En esa breve caminata, aun sin darse vuelta supo que muchas miradas aterrizaban sobre su nuca, y pudo ver que un par de transeúntes que caminaban en contra lo quedaban mirando con la boca abierta. Se despidió del acompañante llevándose un dedo a la frente, y antes de entrar al local de Monasterio, puso la maleta en la vereda, se abrió el cinturón, se acomodó la camisa, se subió los pantalones por encima de la panza, respiró profundo y se abrochó la correa eligiendo un ojal más estrecho. Aunque recién había oscurecido, la cantina de su socio estaba casi llena, y a pesar de que las muchachitas lo miraron al entrar, ninguna de esa generación de copetineras enfundadas en modelos de boutiques pareció conocerlo.

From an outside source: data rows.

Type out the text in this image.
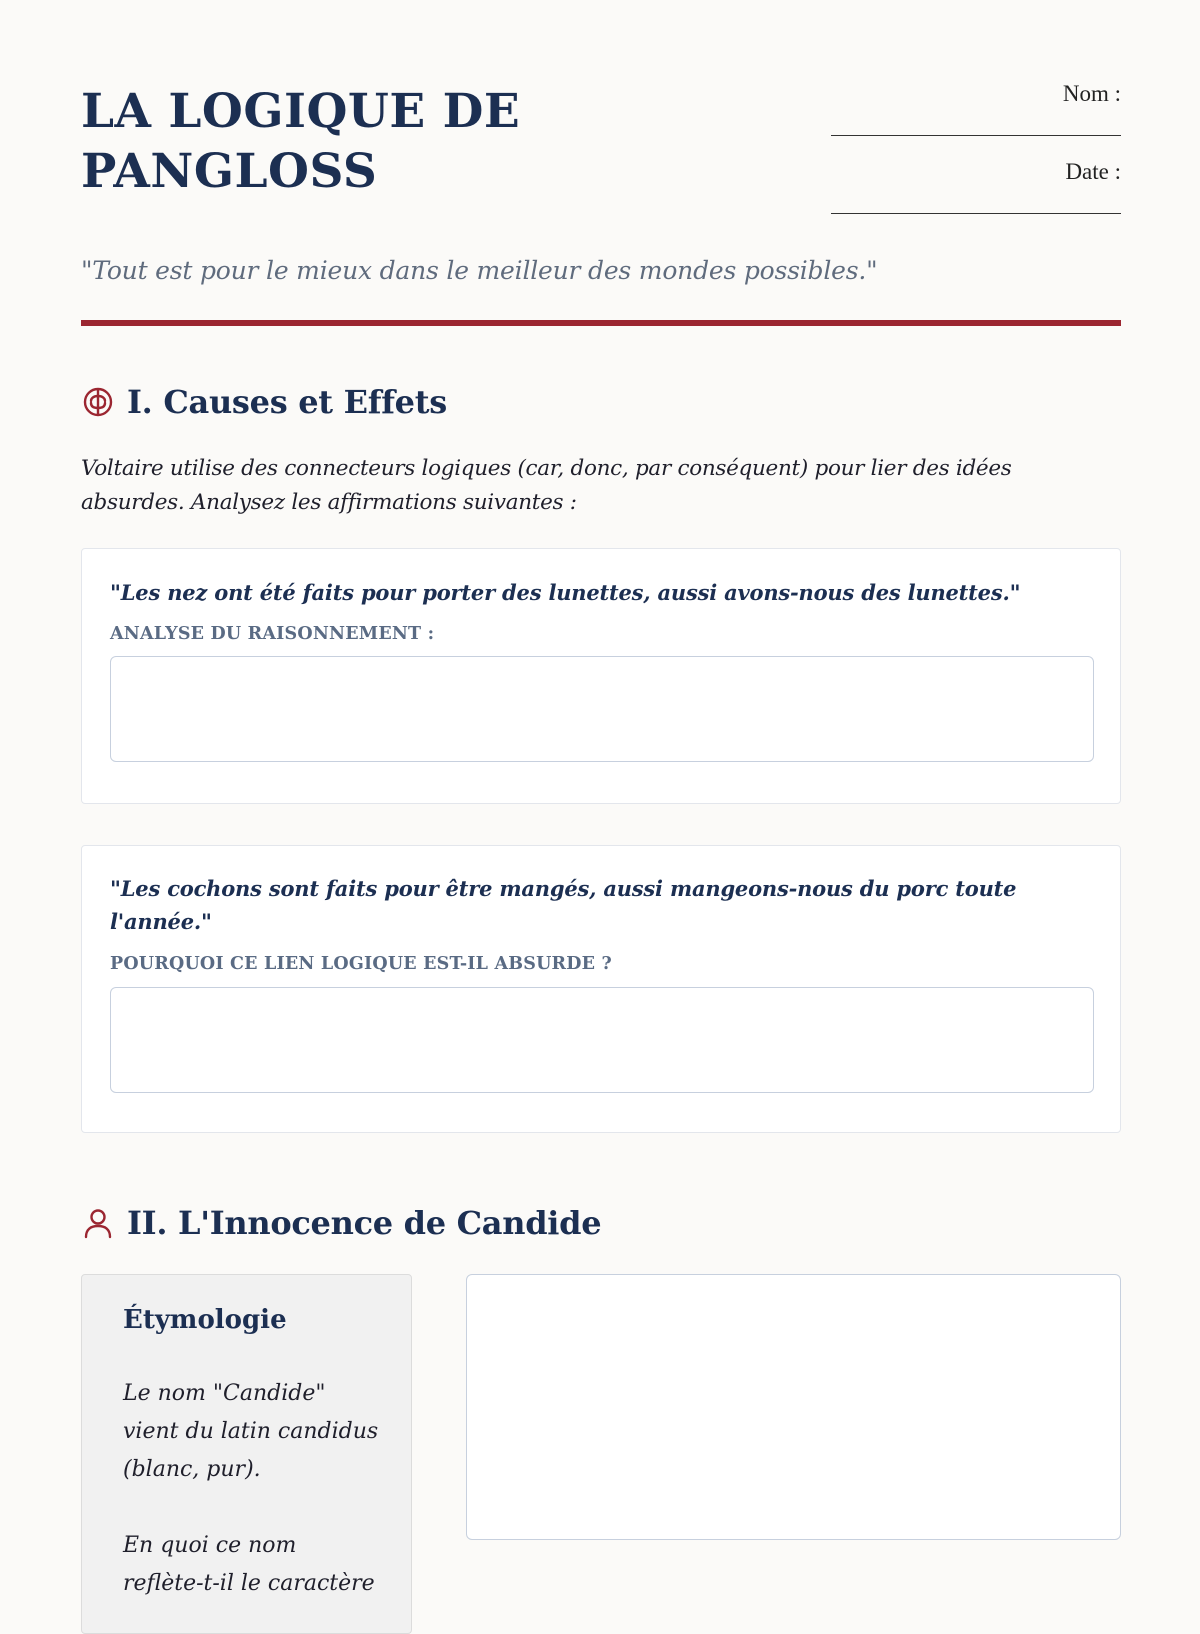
LA LOGIQUE DE
PANGLOSS
Nom :
Date :

"Tout est pour le mieux dans le meilleur des mondes possibles."

I. Causes et Effets

Voltaire utilise des connecteurs logiques (car, donc, par conséquent) pour lier des idées absurdes. Analysez les affirmations suivantes :

"Les nez ont été faits pour porter des lunettes, aussi avons-nous des lunettes."

ANALYSE DU RAISONNEMENT :

"Les cochons sont faits pour être mangés, aussi mangeons-nous du porc toute l'année."

POURQUOI CE LIEN LOGIQUE EST-IL ABSURDE ?

II. L'Innocence de Candide
Étymologie

Le nom "Candide" vient du latin candidus (blanc, pur).

En quoi ce nom reflète-t-il le caractère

Fue a apoyarse al extremo de la barra y desde allí estudió detalles del local hasta que pudo ubicar a Monasterio dando instrucciones a la cajera Elsa. Sólo con la fuerza de su mirada consiguió que el socio levantara la mandíbula y, junto al instantáneo reconocimiento, una mancha de gravedad fúnebre le disolvió la faz. Pero en cuanto echó a caminar hacia Vergara Grey, hizo que su expresión se encendiera en una dicha teatral. Fue el más efusivo en el abrazo, y el ex convicto aceptó esa expansividad con una sonrisa cauta.
El socio apreció el elegante traje, el buen peinado, y el toque dejuventud que le daba la ironía en sus pupilas. Transformando su aspecto en modestia, Vergara Grey dijo:
– La moda cambia en cinco años.
– ¡Qué va! Estás elegante como siempre.
– Y la valija ya no cierra. Tuve que repararla con cinta adhesiva.